I'll give you a hint. He was appointed in November 2007 as chief executive of the biggest steel producer in Australia and New Zealand. He previously spent two years as the chief financial officer of the same company. Before that he was chief executive of TXU Energy in Dallas. Yes, it's the low-profile Paul O'Malley, who delivered his maiden full year result for BlueScope Steel a few days ago. That result, despite unprecedented cost pressure headwinds, was excellent with earnings per share up 23% and both the final and full-year dividends higher.
O'Malley is 43 with only three years direct experience in the steel industry. Again, the BlueScope board made a ballsy choice in appointing him. However, as I have written in these notes before when writing about BlueScope, my direct feedback from suppliers and customers is that he is also first-class operator. I really like the combination of young-gun thinking and old-school assets. That was worked very well at BHP and it will also work at BlueScope.
The "young gun" portfolio
None of what I write above will yield instant rewards in terms of share prices. However, the trend has been set by the Kloppers appointment and it's clear that corporate Australia is starting to follow BHP's lead and appoint young, driven, cultural change agents. I think this is broadly a good development that corporate Australia is now accepting "if you're good enough, you're old enough".
I back people with assets. BHP, Qantas, NAB and BlueScope have tremendous asset bases and barriers to entry.

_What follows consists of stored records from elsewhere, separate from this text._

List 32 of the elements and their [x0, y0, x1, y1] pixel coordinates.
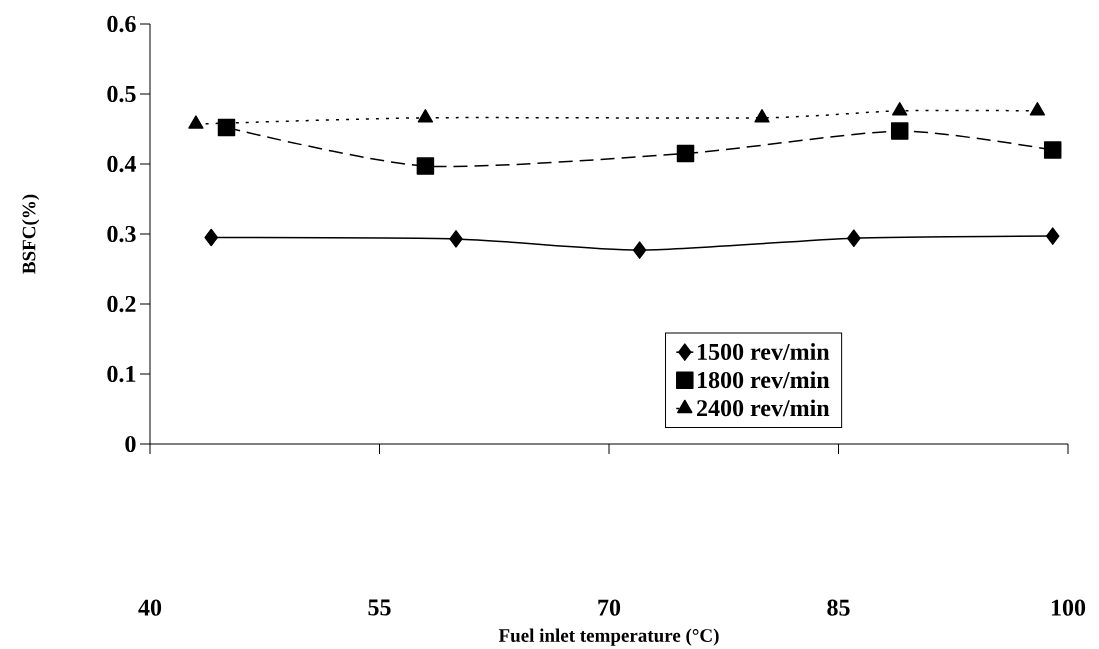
x-tick-label: 70 [598, 599, 621, 616]
point [676, 144, 695, 163]
point [1029, 102, 1046, 116]
y-tick-label: 0.3 [107, 225, 136, 243]
point [847, 229, 861, 247]
y-tick-label: 0 [125, 435, 136, 453]
y-tick-label: 0.4 [107, 155, 137, 173]
point [890, 122, 909, 140]
y-tick-label: 0.2 [107, 295, 136, 313]
x-axis-title: Fuel inlet temperature (°C) [498, 628, 719, 646]
point [892, 102, 908, 116]
point [217, 118, 236, 137]
point [1045, 227, 1060, 245]
x-tick-label: 85 [827, 599, 850, 616]
x-tick-label: 100 [1051, 599, 1086, 616]
x-tick-label: 55 [368, 599, 391, 616]
y-tick-label: 0.5 [107, 85, 136, 103]
point [632, 241, 647, 259]
legend-label: 1500 rev/min [698, 343, 830, 360]
point [204, 228, 218, 247]
point [416, 157, 435, 175]
x-tick-label: 40 [138, 599, 162, 616]
point [754, 109, 770, 123]
y-tick-label: 0.6 [107, 15, 136, 33]
y-axis-title: BSFC(%) [22, 194, 40, 274]
legend-label: 1800 rev/min [698, 371, 830, 389]
y-tick-label: 0.1 [107, 365, 136, 383]
legend-label: 2400 rev/min [697, 399, 830, 417]
point [188, 115, 204, 129]
point [417, 109, 434, 123]
point [449, 230, 463, 248]
point [1043, 141, 1062, 159]
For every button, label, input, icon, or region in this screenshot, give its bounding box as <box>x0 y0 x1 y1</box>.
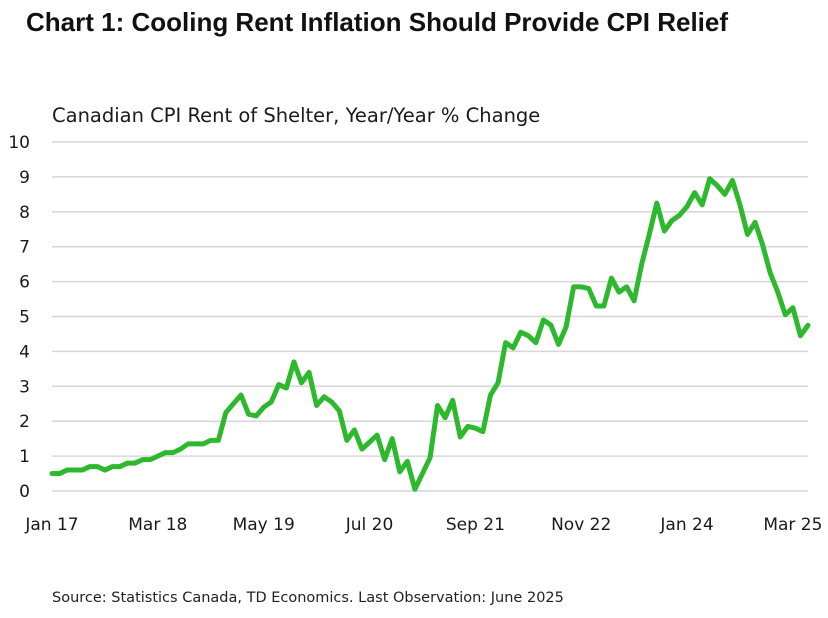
y-tick-label: 5 <box>19 308 30 328</box>
y-tick-label: 3 <box>19 377 30 397</box>
y-tick-label: 4 <box>19 342 30 362</box>
source-note: Source: Statistics Canada, TD Economics.… <box>52 590 564 606</box>
series-line-rent-of-shelter <box>49 176 811 492</box>
y-tick-label: 6 <box>19 273 30 293</box>
y-tick-label: 8 <box>19 203 30 223</box>
x-axis-ticks: Jan 17 Mar 18 May 19 Jul 20 Sep 21 Nov 22 Jan … <box>24 515 822 535</box>
x-tick-label: Jan 17 <box>24 515 78 535</box>
y-tick-label: 10 <box>8 133 30 153</box>
y-tick-label: 2 <box>19 412 30 432</box>
series-lines <box>49 176 811 492</box>
chart-title: Chart 1: Cooling Rent Inflation Should P… <box>26 7 729 37</box>
x-tick-label: Nov 22 <box>551 515 611 535</box>
x-tick-label: May 19 <box>233 515 295 535</box>
y-tick-label: 7 <box>19 238 30 258</box>
x-tick-label: Jan 24 <box>659 515 713 535</box>
x-tick-label: Mar 18 <box>128 515 187 535</box>
x-tick-label: Sep 21 <box>446 515 505 535</box>
y-axis-ticks: 0 1 2 3 4 5 6 7 8 9 10 <box>8 133 30 502</box>
x-tick-label: Jul 20 <box>345 515 394 535</box>
y-tick-label: 0 <box>19 482 30 502</box>
x-tick-label: Mar 25 <box>763 515 822 535</box>
chart-subtitle: Canadian CPI Rent of Shelter, Year/Year … <box>52 104 541 127</box>
y-tick-label: 9 <box>19 168 30 188</box>
y-tick-label: 1 <box>19 447 30 467</box>
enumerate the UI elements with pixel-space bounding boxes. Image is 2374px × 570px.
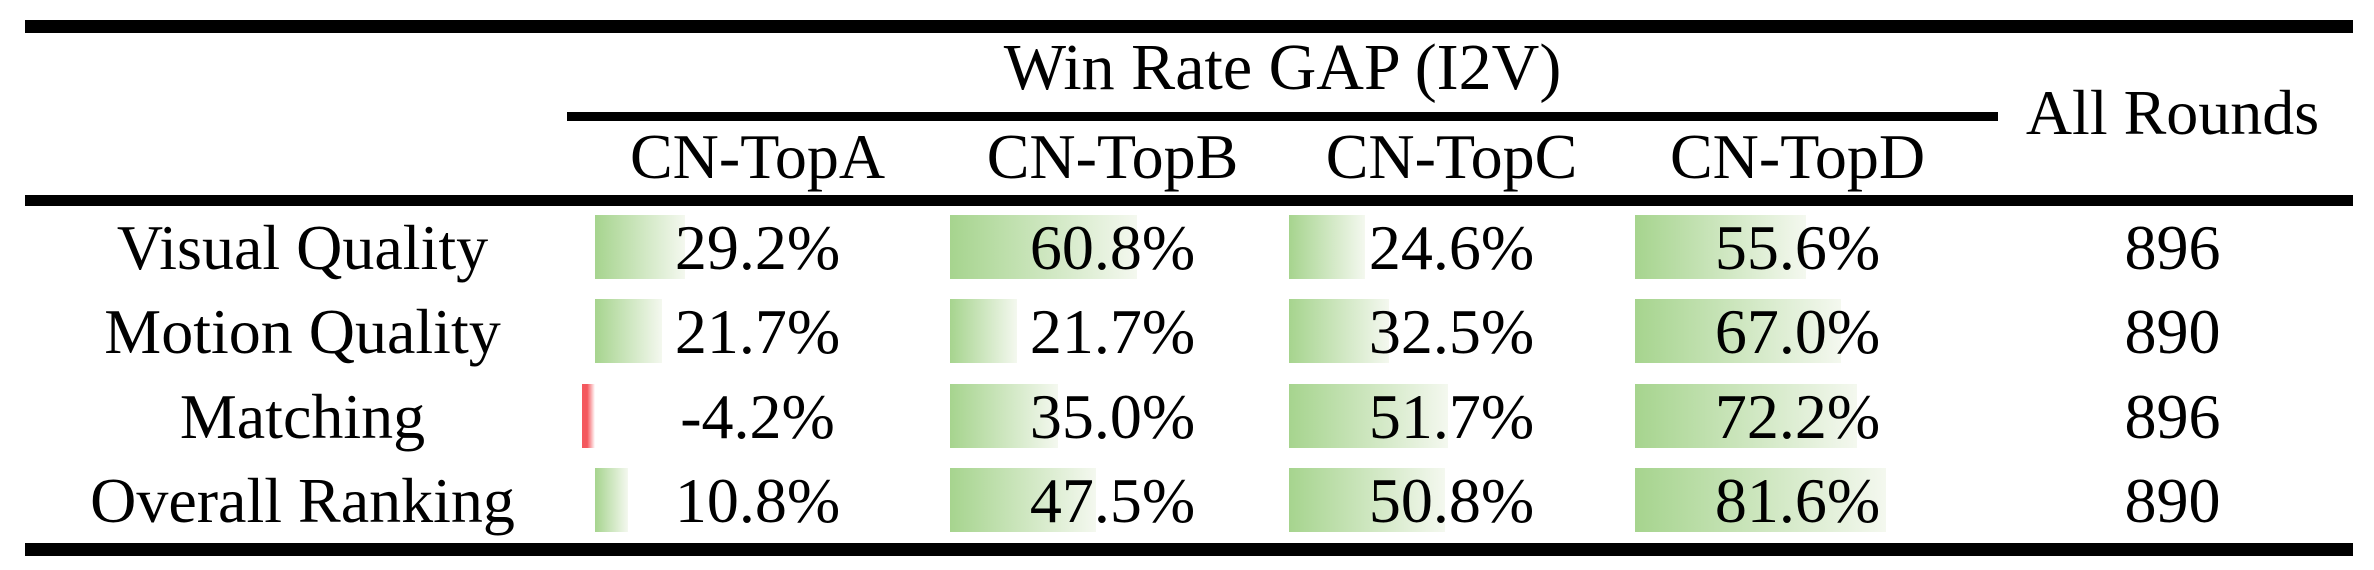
table-cell: -4.2% <box>582 375 930 459</box>
win-rate-bar <box>1635 384 1858 448</box>
win-rate-bar <box>595 215 685 279</box>
table-cell: 47.5% <box>940 459 1285 543</box>
cell-value: 51.7% <box>1368 381 1535 452</box>
cell-value: 32.5% <box>1368 296 1535 367</box>
cell-value: 21.7% <box>1029 296 1196 367</box>
table-cell: 10.8% <box>585 459 930 543</box>
table-cell: 67.0% <box>1625 290 1970 374</box>
table-cell: 81.6% <box>1625 459 1970 543</box>
column-header-all-rounds: All Rounds <box>2025 77 2320 148</box>
win-rate-bar <box>1635 299 1842 363</box>
win-rate-bar <box>1289 384 1449 448</box>
cell-value: 50.8% <box>1368 465 1535 536</box>
table-cell: 29.2% <box>585 206 930 290</box>
cell-value: 24.6% <box>1368 212 1535 283</box>
cell-value: 21.7% <box>674 296 841 367</box>
table-cell: 21.7% <box>940 290 1285 374</box>
table-cell: 35.0% <box>940 375 1285 459</box>
table-row: Motion Quality 21.7% 21.7% 32.5% 67.0% 8… <box>0 290 2374 374</box>
cell-value: 47.5% <box>1029 465 1196 536</box>
all-rounds-value: 896 <box>2124 381 2221 452</box>
win-rate-bar <box>950 384 1058 448</box>
table-row: Matching -4.2% 35.0% 51.7% 72.2% 896 <box>0 375 2374 459</box>
column-header-cn-topd: CN-TopD <box>1669 121 1926 192</box>
win-rate-bar <box>950 299 1017 363</box>
win-rate-bar <box>595 299 662 363</box>
row-label: Visual Quality <box>116 212 489 283</box>
table-cell: 55.6% <box>1625 206 1970 290</box>
win-rate-bar <box>595 468 629 532</box>
cell-value: 72.2% <box>1714 381 1881 452</box>
column-header-cn-topa: CN-TopA <box>629 121 886 192</box>
table-cell: 60.8% <box>940 206 1285 290</box>
row-label: Matching <box>179 381 426 452</box>
column-header-cn-topb: CN-TopB <box>986 121 1239 192</box>
win-rate-bar <box>1289 215 1365 279</box>
table-cell: 72.2% <box>1625 375 1970 459</box>
table-rule-top <box>25 20 2353 33</box>
win-rate-bar <box>1289 299 1390 363</box>
all-rounds-value: 890 <box>2124 465 2221 536</box>
row-label: Motion Quality <box>104 296 501 367</box>
group-header-underline <box>567 112 1998 121</box>
table-cell: 32.5% <box>1279 290 1624 374</box>
win-rate-bar <box>950 215 1138 279</box>
win-rate-bar <box>1635 215 1807 279</box>
table-cell: 21.7% <box>585 290 930 374</box>
table-cell: 50.8% <box>1279 459 1624 543</box>
table-row: Overall Ranking 10.8% 47.5% 50.8% 81.6% … <box>0 459 2374 543</box>
table-rule-header <box>25 195 2353 206</box>
cell-value: 29.2% <box>674 212 841 283</box>
all-rounds-value: 896 <box>2124 212 2221 283</box>
win-rate-bar <box>1635 468 1887 532</box>
table-row: Visual Quality 29.2% 60.8% 24.6% 55.6% 8… <box>0 206 2374 290</box>
win-rate-bar <box>950 468 1097 532</box>
cell-value: 55.6% <box>1714 212 1881 283</box>
group-header-title: Win Rate GAP (I2V) <box>1003 31 1562 104</box>
row-label: Overall Ranking <box>90 465 515 536</box>
cell-value: 67.0% <box>1714 296 1881 367</box>
win-rate-bar-negative <box>582 384 595 448</box>
cell-value: 81.6% <box>1714 465 1881 536</box>
cell-value: 10.8% <box>674 465 841 536</box>
table-cell: 51.7% <box>1279 375 1624 459</box>
win-rate-bar <box>1289 468 1446 532</box>
all-rounds-value: 890 <box>2124 296 2221 367</box>
column-header-cn-topc: CN-TopC <box>1325 121 1578 192</box>
table-cell: 24.6% <box>1279 206 1624 290</box>
cell-value: 60.8% <box>1029 212 1196 283</box>
table-rule-bottom <box>25 543 2353 556</box>
cell-value: 35.0% <box>1029 381 1196 452</box>
cell-value: -4.2% <box>680 381 835 452</box>
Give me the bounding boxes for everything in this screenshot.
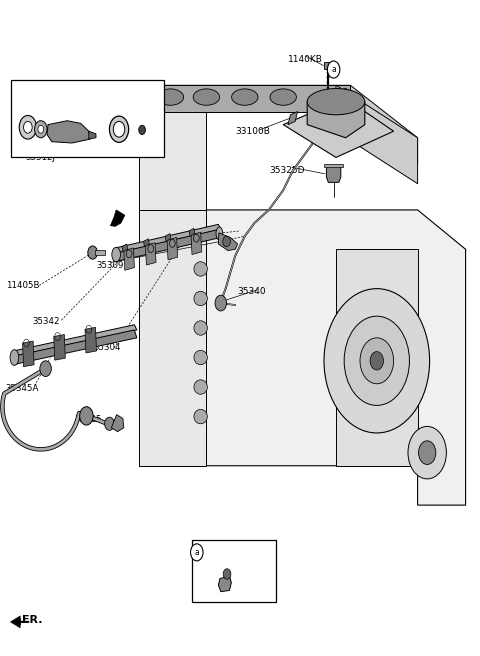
Circle shape <box>24 121 32 133</box>
Polygon shape <box>191 232 202 255</box>
Circle shape <box>80 407 93 425</box>
Ellipse shape <box>194 262 207 276</box>
Polygon shape <box>307 89 365 138</box>
Text: a: a <box>331 65 336 74</box>
Polygon shape <box>139 112 206 210</box>
Ellipse shape <box>194 380 207 394</box>
Text: 35342: 35342 <box>33 317 60 326</box>
Polygon shape <box>13 325 137 356</box>
Circle shape <box>419 441 436 464</box>
Polygon shape <box>326 165 341 182</box>
Ellipse shape <box>270 89 296 105</box>
Ellipse shape <box>194 291 207 306</box>
Text: 35340: 35340 <box>238 287 266 297</box>
Polygon shape <box>47 121 90 143</box>
Polygon shape <box>145 243 156 265</box>
Polygon shape <box>283 98 394 157</box>
Bar <box>324 62 331 69</box>
Circle shape <box>109 116 129 142</box>
Polygon shape <box>288 112 298 125</box>
Polygon shape <box>115 230 221 261</box>
Text: 35345: 35345 <box>74 415 102 424</box>
Ellipse shape <box>157 89 183 105</box>
Circle shape <box>191 544 203 561</box>
Bar <box>324 164 343 167</box>
Circle shape <box>223 236 230 247</box>
Text: 35312: 35312 <box>18 120 46 129</box>
Text: FR.: FR. <box>22 615 42 625</box>
Polygon shape <box>139 210 206 466</box>
Circle shape <box>223 569 231 579</box>
Circle shape <box>139 125 145 134</box>
Bar <box>11 80 164 157</box>
Circle shape <box>327 61 340 78</box>
Polygon shape <box>124 248 134 270</box>
Polygon shape <box>218 233 238 251</box>
Text: 33815E: 33815E <box>94 113 127 123</box>
Text: 11405B: 11405B <box>6 281 39 290</box>
Circle shape <box>105 417 114 430</box>
Text: 35312H: 35312H <box>103 150 137 159</box>
Text: 31337F: 31337F <box>221 552 254 561</box>
Ellipse shape <box>10 350 19 365</box>
Ellipse shape <box>112 247 120 262</box>
Polygon shape <box>115 224 221 253</box>
Circle shape <box>344 316 409 405</box>
Circle shape <box>360 338 394 384</box>
Polygon shape <box>336 249 418 466</box>
Text: 35312J: 35312J <box>25 153 55 162</box>
Ellipse shape <box>216 227 223 240</box>
Polygon shape <box>89 131 96 139</box>
Polygon shape <box>139 85 350 112</box>
Circle shape <box>370 352 384 370</box>
Text: 35309: 35309 <box>96 260 123 270</box>
Text: 1140KB: 1140KB <box>288 54 323 64</box>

Now, they all have the next generation of corporate leadership. Yes, they are all facing short-term headwinds of one form or another, but now they have driven cultural change agents in charge who carry no historic baggage. I'd be backing the "young gun" portfolio while their share prices are currently out of favour and see where they take us over the next three years. All four are clear and present value with strong dividend yield support.
Charlie Aitken, a director of Southern Cross Equities, may have interests in any of the stocks mentioned.